A major study backed by the US and Australian governments has made a revolutionary breakthrough – they have managed to unboil an ordinary egg.

And while that may sound like a monumental waste of time and money, the results actually have huge implications for cancer treatments, biotechnology and a broad range of food production processes.

“Yes, we have invented a way to unboil a hen egg,” said Gregory Weiss, the lead research author and professor of chemistry and molecular biology and biochemistry at the University of California Irvine.

The discovery is significant because a hard-boiled egg white represents proteins that have been cooked, tangled up and – so we thought – irreversibly changed.

Yet by adding a urea substance to break down the cooked egg and then applying a high-powered machine called a “vortex fluid device”, scientists were able to force the proteins apart into their untangled, reusable form.

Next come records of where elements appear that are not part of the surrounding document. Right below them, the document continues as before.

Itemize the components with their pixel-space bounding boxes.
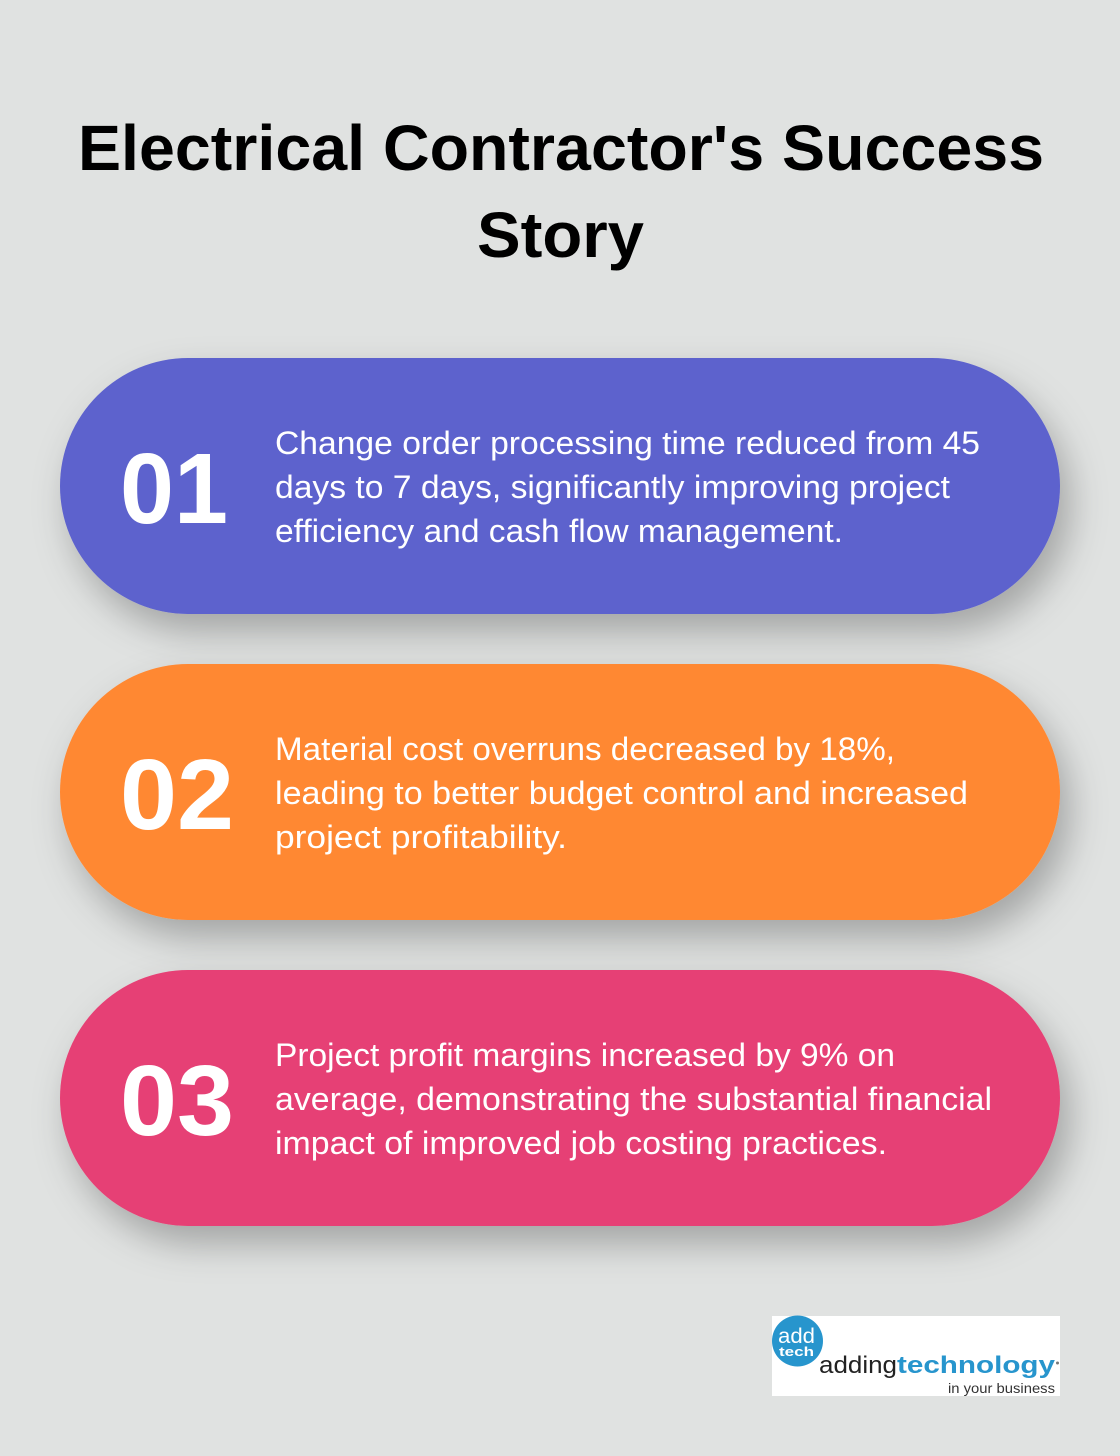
panel: step 01 bbox=[60, 358, 1060, 614]
pill: step 03 background bbox=[60, 970, 1060, 1226]
title: Electrical Contractor's Success bbox=[78, 112, 1044, 184]
logo icon: add tech circle: tech bbox=[779, 1344, 814, 1359]
title bbox=[78, 112, 1044, 271]
logo tagline: in your business bbox=[948, 1381, 1055, 1396]
number 02: 02 bbox=[120, 739, 234, 851]
text block: step 02: project profitability. bbox=[275, 819, 567, 855]
text block: step 03: impact of improved job costing practices. bbox=[275, 1125, 887, 1161]
logo icon: add tech circle bbox=[772, 1316, 823, 1366]
panel: step 03 bbox=[60, 970, 1060, 1226]
logo icon: add tech circle: add bbox=[778, 1325, 815, 1348]
text block: step 02 bbox=[275, 731, 968, 855]
pill: step 01 background bbox=[60, 358, 1060, 614]
text block: step 03: Project profit margins increased by 9% on bbox=[275, 1037, 895, 1073]
logo wordmark bbox=[819, 1352, 1059, 1379]
text block: step 01: Change order processing time reduced from 45 bbox=[275, 425, 980, 461]
logo wordmark: adding bbox=[819, 1352, 897, 1379]
number 01: 01 bbox=[120, 433, 228, 545]
text block: step 01: days to 7 days, significantly improving project bbox=[275, 469, 950, 505]
number 03: 03 bbox=[120, 1045, 234, 1157]
text block: step 01: efficiency and cash flow management. bbox=[275, 513, 843, 549]
text block: step 02: leading to better budget control and increased bbox=[275, 775, 968, 811]
panel: step 02 bbox=[60, 664, 1060, 920]
logo: addingtechnology bbox=[772, 1316, 1060, 1396]
logo background bbox=[772, 1316, 1060, 1396]
text block: step 01 bbox=[275, 425, 980, 549]
pill: step 02 background bbox=[60, 664, 1060, 920]
text block: step 02: Material cost overruns decreased by 18%, bbox=[275, 731, 895, 767]
logo wordmark: technology bbox=[897, 1352, 1056, 1379]
text block: step 03 bbox=[275, 1037, 992, 1161]
text block: step 03: average, demonstrating the substantial financial bbox=[275, 1081, 992, 1117]
title: Story bbox=[477, 199, 644, 271]
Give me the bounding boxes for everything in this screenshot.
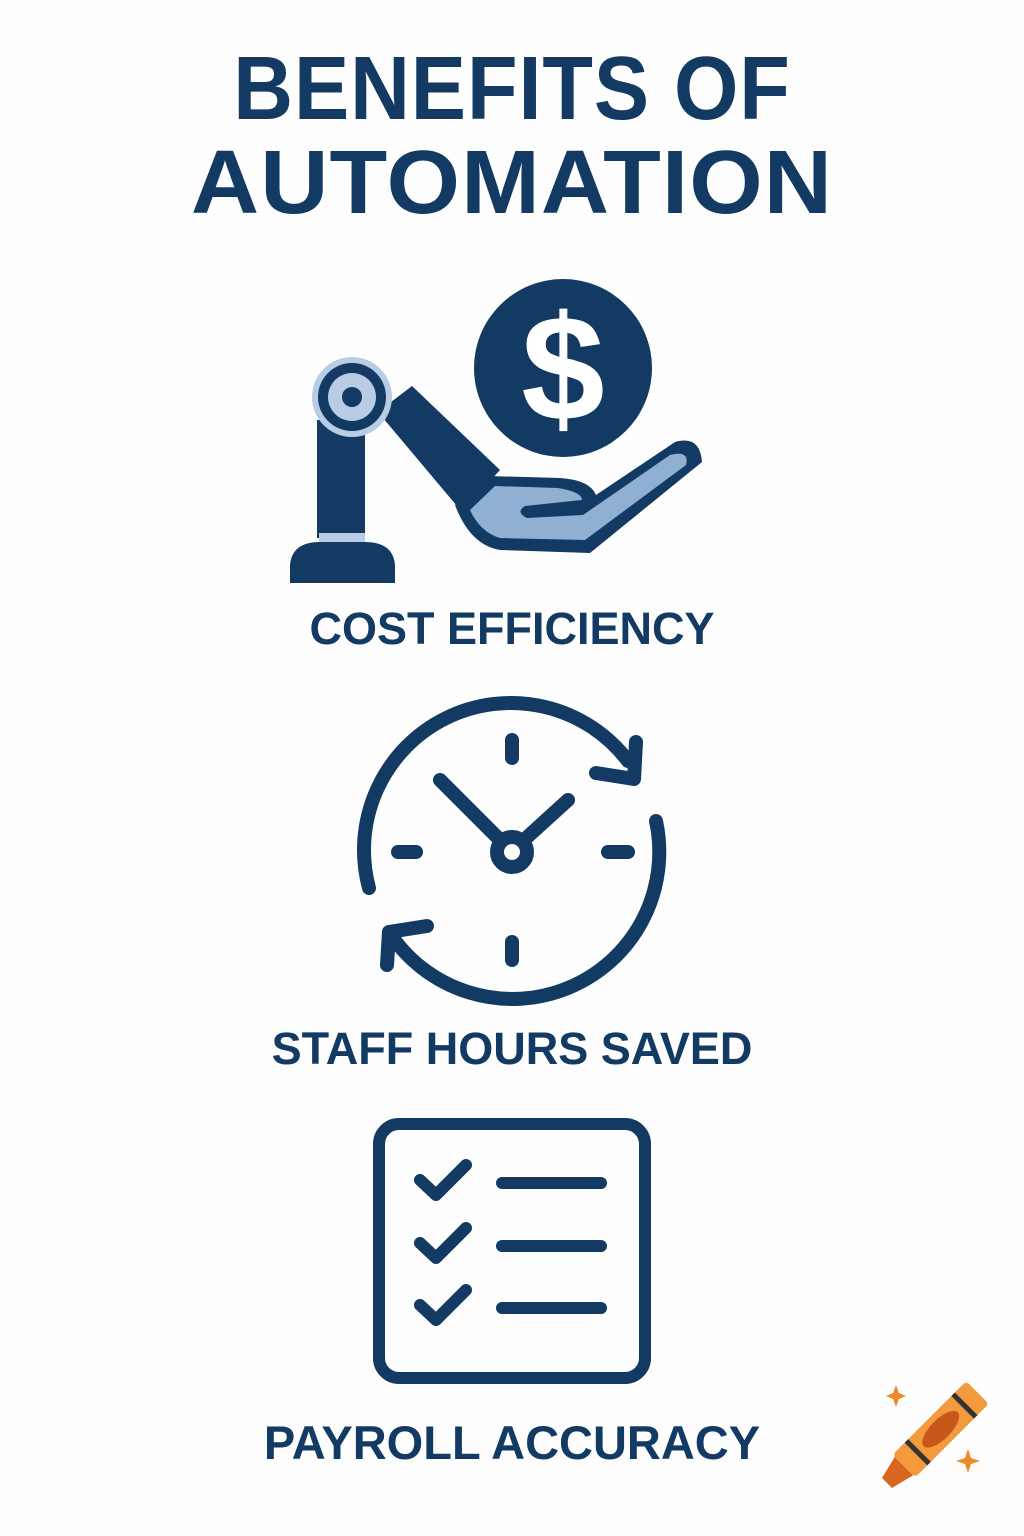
title (191, 39, 833, 233)
icon: clock with arrows (357, 696, 666, 1006)
label: payroll accuracy: PAYROLL ACCURACY (264, 1416, 760, 1469)
title: AUTOMATION (191, 133, 833, 233)
title: BENEFITS OF (233, 39, 791, 139)
icon: robot arm with coin (290, 279, 702, 583)
label: cost efficiency: COST EFFICIENCY (309, 603, 715, 654)
icon: robot arm with coin: $ (521, 284, 605, 452)
icon: crayon logo (882, 1382, 988, 1488)
label: staff hours saved: STAFF HOURS SAVED (272, 1023, 752, 1074)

“It’s not so much that we’re interested in processing the eggs; that’s just demonstrating how powerful this process is,” Weiss said. “The real problem is there are lots of cases of gummy proteins that you spend way too much time scraping off your test tubes, and you want some means of recovering that material.”

Having an effective and quick method for reusing wasted proteins could revolutionise a vast range of scientific and manufacturing processes.

Cancer antibody creation, for instance, is carried out using expensive hamster ovary cells because they only rarely waste proteins. Doing away with this could ultimately make cancer research and treatments cheaper.

The team’s research was funded by the National Institute of General Medical Sciences in the US and the Australian Research Council, and published last week in the journal ChemBioChem.

The researchers wrote: “This method… could transform industrial and research production of proteins.”